On distributing the data, note:

“Not all of the data in GPDD is in the public domain; some are provided under licence from the BTO. We require permission before we can distribute some of the data sets. The data in these datasets have been removed from the DATA table in this online version of GPDD, but the metadata in the other tables has been left in place.” https://www3.imperial.ac.uk/cpb/databases/gpdd/structure

Emailed database providers to confirm.

  1. Post, E., Brodie, J., Hebblewhite, M., Anders, A. D., Maier, J. a. K. & Wilmers, C. C. 2009 Global Population Dynamics and Hot Spots of Response to Climate Change. BioScience 59, 489-497. (doi:10.1525/bio.2009.59.6.7)
  2. Knape, J. & de Valpine, P. 2012 Are patterns of density dependence in the Global Population Dynamics Database driven by uncertainty about population abundance? Ecology Letters 15, 17-23. (doi:10.1111/j.1461-0248.2011.01702.x)
  3. Sibly, R. M., Barker, D., Denham, M. C., Hone, J. & Pagel, M. 2005 On the regulation of populations of mammals, birds, fish, and insects. Science (New York, N.Y.) 309, 607-10. (doi:10.1126/science.1110760)

Notebook infrastructure

  • ugh should implement script to transform DOIs to links+metadata. probably knitcitations based, but without needing the verbose r citep(" notation. pity markdown doesn’t support rel attribute on links. Maybe possible already? https://drupal.org/node/421832 No luck there, though pandoc can avoid choking on this style of link attribute: https://github.com/jgm/pandoc/wiki/Pandoc-vs-Multimarkdown#image-and-link-attributes when compiling with -f markdown+link_attributes. Unfortunately this doesn’t actually render the attributes but just silently drops them.

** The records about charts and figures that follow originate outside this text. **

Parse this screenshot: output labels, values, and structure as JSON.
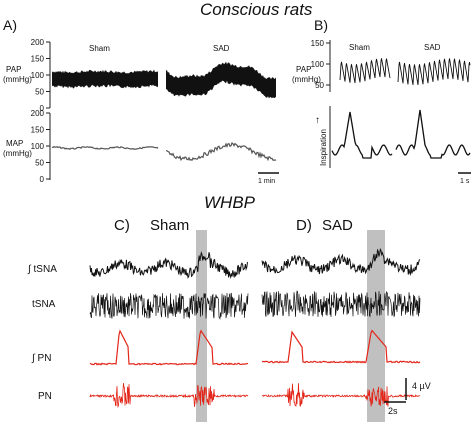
{
  "titles": {
    "top": "Conscious rats",
    "bottom": "WHBP"
  },
  "panel_letters": {
    "a": "A)",
    "b": "B)",
    "c": "C)",
    "d": "D)"
  },
  "group_names": {
    "sham": "Sham",
    "sad": "SAD"
  },
  "axis_labels": {
    "pap": "PAP",
    "map": "MAP",
    "unit": "(mmHg)",
    "inspiration": "Inspiration",
    "arrow": "↑"
  },
  "ticks_200": [
    "200",
    "150",
    "100",
    "50",
    "0"
  ],
  "ticks_150": [
    "150",
    "100",
    "50"
  ],
  "scale_labels": {
    "min1": "1 min",
    "s1": "1 s",
    "uv": "4 µV",
    "s2": "2s"
  },
  "trace_labels": {
    "itsna": "∫ tSNA",
    "tsna": "tSNA",
    "ipn": "∫ PN",
    "pn": "PN"
  },
  "colors": {
    "trace": "#111111",
    "red": "#e32619",
    "shade": "#b5b5b5",
    "mapline": "#555555"
  },
  "chart_data": [
    {
      "type": "line",
      "panel": "A",
      "ylabel": "PAP (mmHg)",
      "yticks": [
        0,
        50,
        100,
        150,
        200
      ],
      "ylim": [
        0,
        200
      ],
      "series": [
        {
          "name": "Sham",
          "band_low": 62,
          "band_high": 98,
          "mean": 82
        },
        {
          "name": "SAD",
          "band_low": 15,
          "band_high": 150,
          "mean": 80
        }
      ]
    },
    {
      "type": "line",
      "panel": "A",
      "ylabel": "MAP (mmHg)",
      "yticks": [
        0,
        50,
        100,
        150,
        200
      ],
      "ylim": [
        0,
        200
      ],
      "series": [
        {
          "name": "Sham",
          "mean": 88
        },
        {
          "name": "SAD",
          "mean": 75,
          "min": 38,
          "max": 118
        }
      ]
    },
    {
      "type": "line",
      "panel": "B",
      "ylabel": "PAP (mmHg)",
      "yticks": [
        50,
        100,
        150
      ],
      "ylim": [
        30,
        150
      ],
      "series": [
        {
          "name": "Sham",
          "systolic": 128,
          "diastolic": 72
        },
        {
          "name": "SAD",
          "systolic": 130,
          "diastolic": 65
        }
      ]
    },
    {
      "type": "line",
      "panel": "C",
      "series": [
        {
          "name": "∫ tSNA"
        },
        {
          "name": "tSNA"
        },
        {
          "name": "∫ PN"
        },
        {
          "name": "PN"
        }
      ]
    },
    {
      "type": "line",
      "panel": "D",
      "series": [
        {
          "name": "∫ tSNA"
        },
        {
          "name": "tSNA"
        },
        {
          "name": "∫ PN"
        },
        {
          "name": "PN"
        }
      ]
    }
  ]
}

  • Adjust link to provide turtle instead of RDF/XML (avoid the download prompt)?

  • I mentioned my involvement started with this post; the (somewhat long) comments are useful.

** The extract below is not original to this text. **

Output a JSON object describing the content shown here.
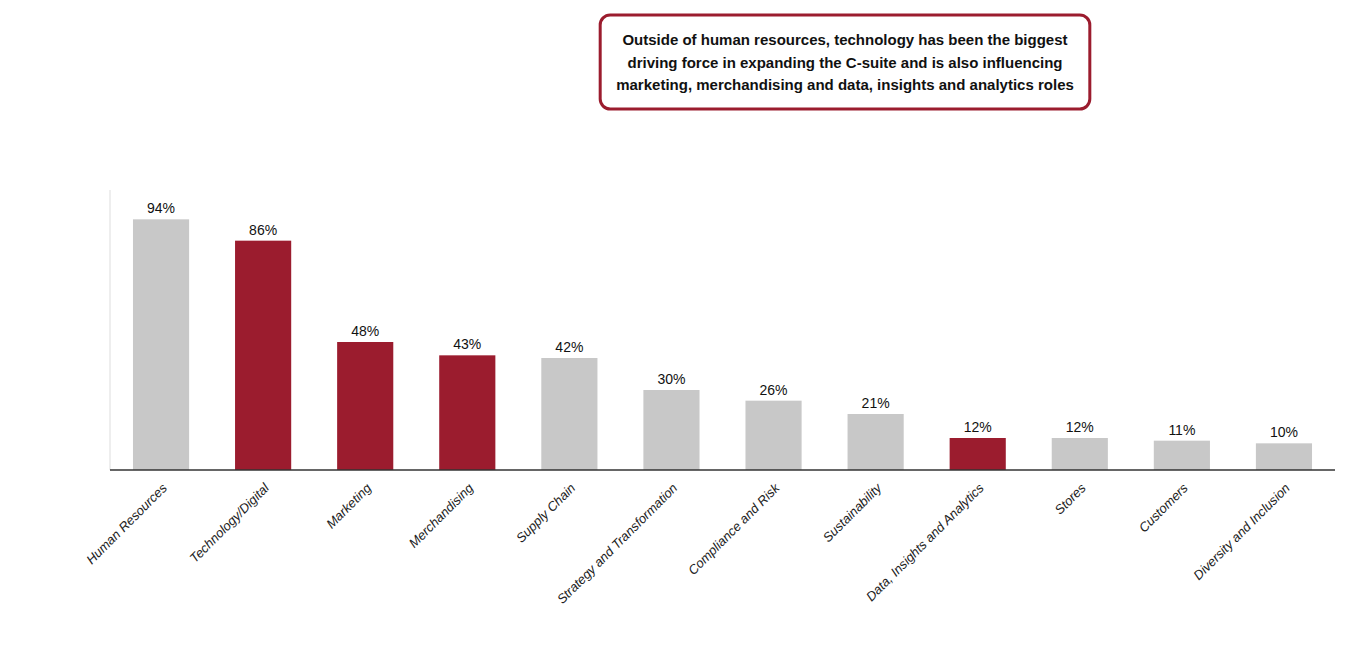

  • I should have mentioned that recently attended a workshop where environmental scientists were thinking about how to approach these issues related to software and code through the creation of a Software Sustainability Center. (Of which code review could be one possible service it might provide).

  • I might have mentioned that a few organizations are doing code review. Notably, the journal of open research, published by the new UK Software Sustainability Institute. They are one of the few organziations that have code review guidelines

  • Code review was recently proposed and disputed in a Policy Forum piece in Science Magazine discussing these issues.

  • This Times Higher Ed article recently highlighted the issues with Climate code: https://www.timeshighereducation.co.uk/news/save-your-work-give-software-engineers-a-career-track/2006431.article The Climate Code Foundation https://climatecode.org/ is doing excellent work to start addressing these issues.

  • Of course several earlier articles in Nature have highlighted these issues, including the important tension between encouraging scientists to share code even if it isn’t “pretty”, vs improving the quality / readability of code.